Equiden Bestattung von Umm-El-Marra, Syrien (Foto: Glenn Schwartz, John Hopkins University).

Die Sumerer nutzten offenbar schon vor 4.500 Jahren Pferdeartige, sog. Kungas, bei Ihren Kriegszügen. Erstmals konnte ein französisches Forscherteam mittels Ancient-DNA-Analysen die frühesten durch Menschen gezüchteten Hybridtiere taxonomisch zuordnen, die im 3. vorchristlichen Jahrtausend in Mesopotamien – und somit lange vor dem Auftreten von Hauspferden in der Region – in der Kriegsführung eingesetzt wurden. An der Studie beteiligt war auch Prof. Joris Peters, Direktor der Staatssammlung für Paläoanatomie München und Lehrstuhlinhaber für Paläoanatomie, Domestikationsforschung und Geschichte der Tiermedizin an der LMU München. Ihre Ergebnisse veröffentlichten die Wissenschaftler:innen nun in der Fachzeitschrift SCIENCE ADVANCES.

Pferde spielten eine wesentliche Rolle in der Geschichte der organisierten und höher entwickelten Kriegsführung.

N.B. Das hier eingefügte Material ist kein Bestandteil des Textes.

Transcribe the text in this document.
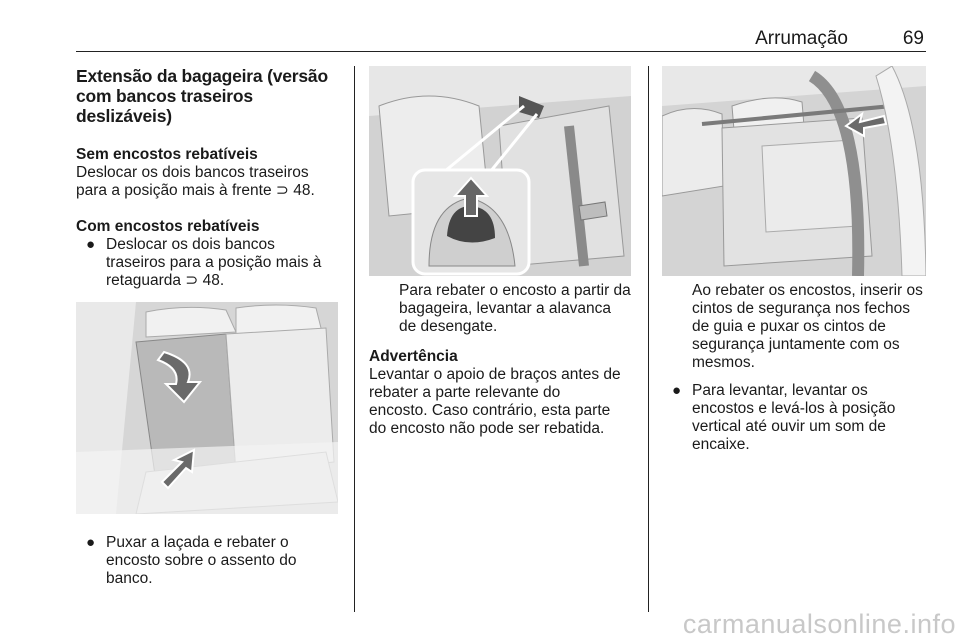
Arrumação	69
Extensão da bagageira (versão
com bancos traseiros deslizáveis)
Sem encostos rebatíveis
Deslocar os dois bancos traseiros
para a posição mais à frente ⊃ 48.
Com encostos rebatíveis
● Deslocar os dois bancos
traseiros para a posição mais à
retaguarda ⊃ 48.
● Puxar a laçada e rebater o
encosto sobre o assento do
banco.
Para rebater o encosto a partir da
bagageira, levantar a alavanca
de desengate.
Advertência
Levantar o apoio de braços antes de
rebater a parte relevante do
encosto. Caso contrário, esta parte
do encosto não pode ser rebatida.
Ao rebater os encostos, inserir os
cintos de segurança nos fechos
de guia e puxar os cintos de
segurança juntamente com os
mesmos.
● Para levantar, levantar os
encostos e levá-los à posição
vertical até ouvir um som de
encaixe.
carmanualsonline.info
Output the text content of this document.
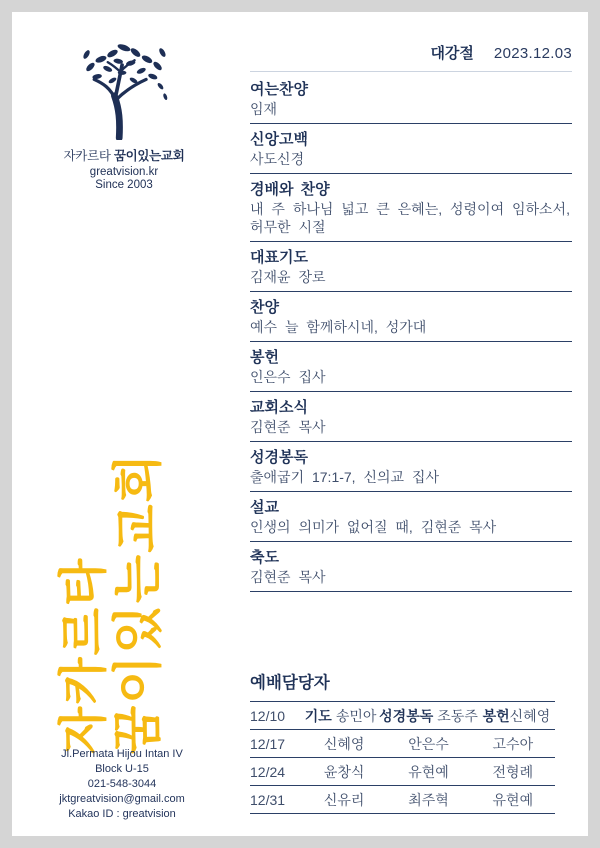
자카르타 꿈이있는교회
greatvision.kr
Since 2003
자카르타 꿈이있는교회
Jl.Permata Hijou Intan IV
Block U-15
021-548-3044
jktgreatvision@gmail.com
Kakao ID : greatvision
대강절 2023.12.03
여는찬양
임재
신앙고백
사도신경
경배와 찬양
내 주 하나님 넓고 큰 은혜는, 성령이여 임하소서, 허무한 시절
대표기도
김재윤 장로
찬양
예수 늘 함께하시네, 성가대
봉헌
인은수 집사
교회소식
김현준 목사
성경봉독
출애굽기 17:1-7, 신의교 집사
설교
인생의 의미가 없어질 때, 김현준 목사
축도
김현준 목사
예배담당자
12/10	기도 송민아 성경봉독 조동주 봉헌신혜영
12/17	신혜영	안은수	고수아
12/24	윤창식	유현예	전형례
12/31	신유리	최주혁	유현예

Zur Familie der Equiden gehören neben Pferden auch verschiedene Wildesel- und Zebraarten. Während südlich des Kaukasus Hauspferde erst vor ca. 4.000 Jahren bei Kriegen eingesetzt wurden (Guimaraes et al., 2020), nutzten die Sumerer bereits mehrere hundert Jahre zuvor Eselartige für das Ziehen von Wagen mit Kriegsgerät. Eine solche Situation belegt die berühmte “Standarte von Ur”, ein ca. 4.650 Jahre altes sumerisches Mosaik aus der südmesopotamischen Stadt Ur im heutigen Irak. Die taxonomische Zuordnung der verwendeten Zugtiere und deren Verwandtschaftsbeziehungen waren Forschern allerdings bis heute ein Rätsel. Auf Keilschrifttafeln dieser Zeit wurden die Tiere als wertvolle und gesellschaftlich hoch angesehene sogenannte Kungas beschrieben. Ein Forscherteam unter der Leitung von Dr. Eva-Maria Geigl des Institut Jacques Monod, Université de Paris, des University Museum of Archaeology and Anthropology, Philadelphia, der Johns Hopkins University hat mit Beteiligung der Staatssammlung für Paläoanatomie München das Rätsel nun gelöst.

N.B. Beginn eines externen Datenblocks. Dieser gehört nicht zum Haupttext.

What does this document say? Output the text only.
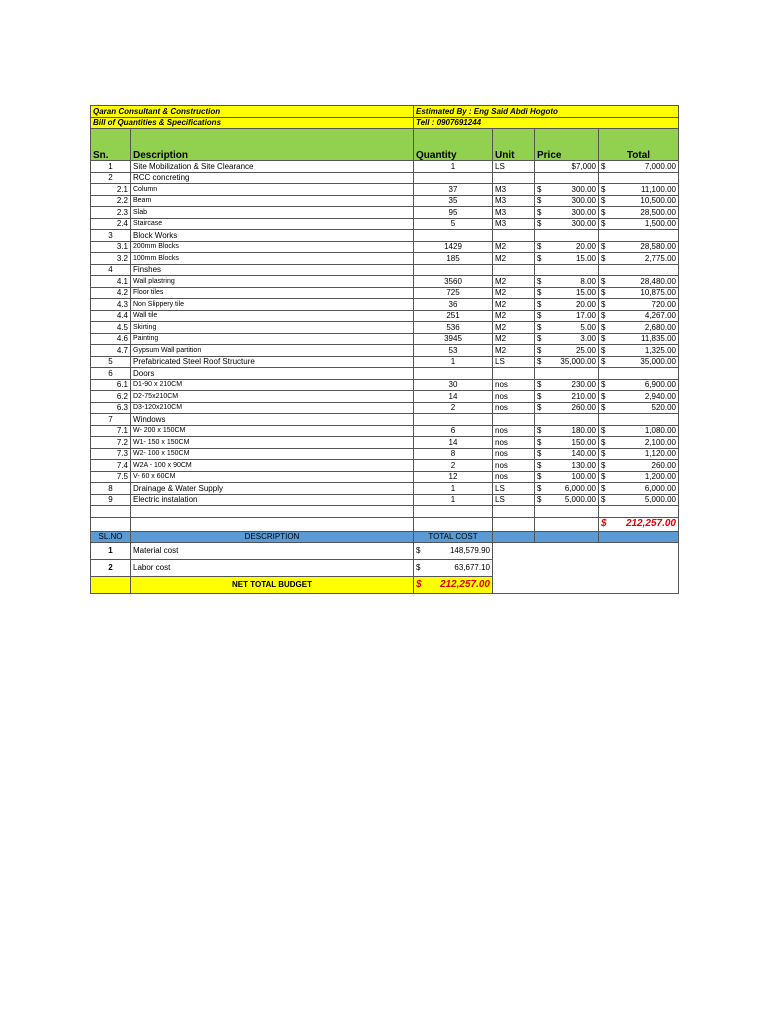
Qaran Consultant & Construction		Estimated By : Eng Said Abdi Hogoto			
Bill of Quantities & Specifications		Tell : 0907691244			
Sn.	Description	Quantity	Unit	Price	Total
1	Site Mobilization & Site Clearance	1	LS	$7,000	$ 7,000.00

2	RCC concreting				
2.1	Column	37	M3	$ 300.00	$ 11,100.00

2.2	Beam	35	M3	$ 300.00	$ 10,500.00

2.3	Slab	95	M3	$ 300.00	$ 28,500.00

2.4	Staircase	5	M3	$ 300.00	$ 1,500.00

3	Block Works				
3.1	200mm Blocks	1429	M2	$ 20.00	$ 28,580.00

3.2	100mm Blocks	185	M2	$ 15.00	$ 2,775.00

4	Finshes				
4.1	Wall plastring	3560	M2	$ 8.00	$ 28,480.00

4.2	Floor tiles	725	M2	$ 15.00	$ 10,875.00

4.3	Non Slippery tile	36	M2	$ 20.00	$ 720.00

4.4	Wall tile	251	M2	$ 17.00	$ 4,267.00

4.5	Skirting	536	M2	$ 5.00	$ 2,680.00

4.6	Painting	3945	M2	$ 3.00	$ 11,835.00

4.7	Gypsum Wall partition	53	M2	$ 25.00	$ 1,325.00

5	Prefabricated Steel Roof Structure	1	LS	$ 35,000.00	$ 35,000.00

6	Doors				
6.1	D1-90 x 210CM	30	nos	$ 230.00	$ 6,900.00

6.2	D2-75x210CM	14	nos	$ 210.00	$ 2,940.00

6.3	D3-120x210CM	2	nos	$ 260.00	$ 520.00

7	Windows				
7.1	W- 200 x 150CM	6	nos	$ 180.00	$ 1,080.00

7.2	W1- 150 x 150CM	14	nos	$ 150.00	$ 2,100.00

7.3	W2- 100 x 150CM	8	nos	$ 140.00	$ 1,120.00

7.4	W2A - 100 x 90CM	2	nos	$ 130.00	$ 260.00

7.5	V- 60 x 60CM	12	nos	$ 100.00	$ 1,200.00

8	Drainage & Water Supply	1	LS	$ 6,000.00	$ 6,000.00

9	Electric instalation	1	LS	$ 5,000.00	$ 5,000.00

					$ 212,257.00

SL.NO	DESCRIPTION	TOTAL COST			
1	Material cost	$ 148,579.90			

2	Labor cost	$ 63,677.10			

	NET TOTAL BUDGET	$ 212,257.00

Ein Blick in alte Gene hat gezeigt: Bei den bronzezeitlichen „Kungas“ handelt es sich offenbar um die frühesten durch Menschen gezüchtete Hybride zwischen zwei Eselarten, denn sie stellten sich als Nachkommen erster Generation aus der Kreuzung zwischen weiblichen Hauseseln (Equus asinus asinus) und männlichen Syrischen Wildeseln (Equus hemionus hemippus) heraus. Letztere starben Anfang des 20. Jahrhunderts aus.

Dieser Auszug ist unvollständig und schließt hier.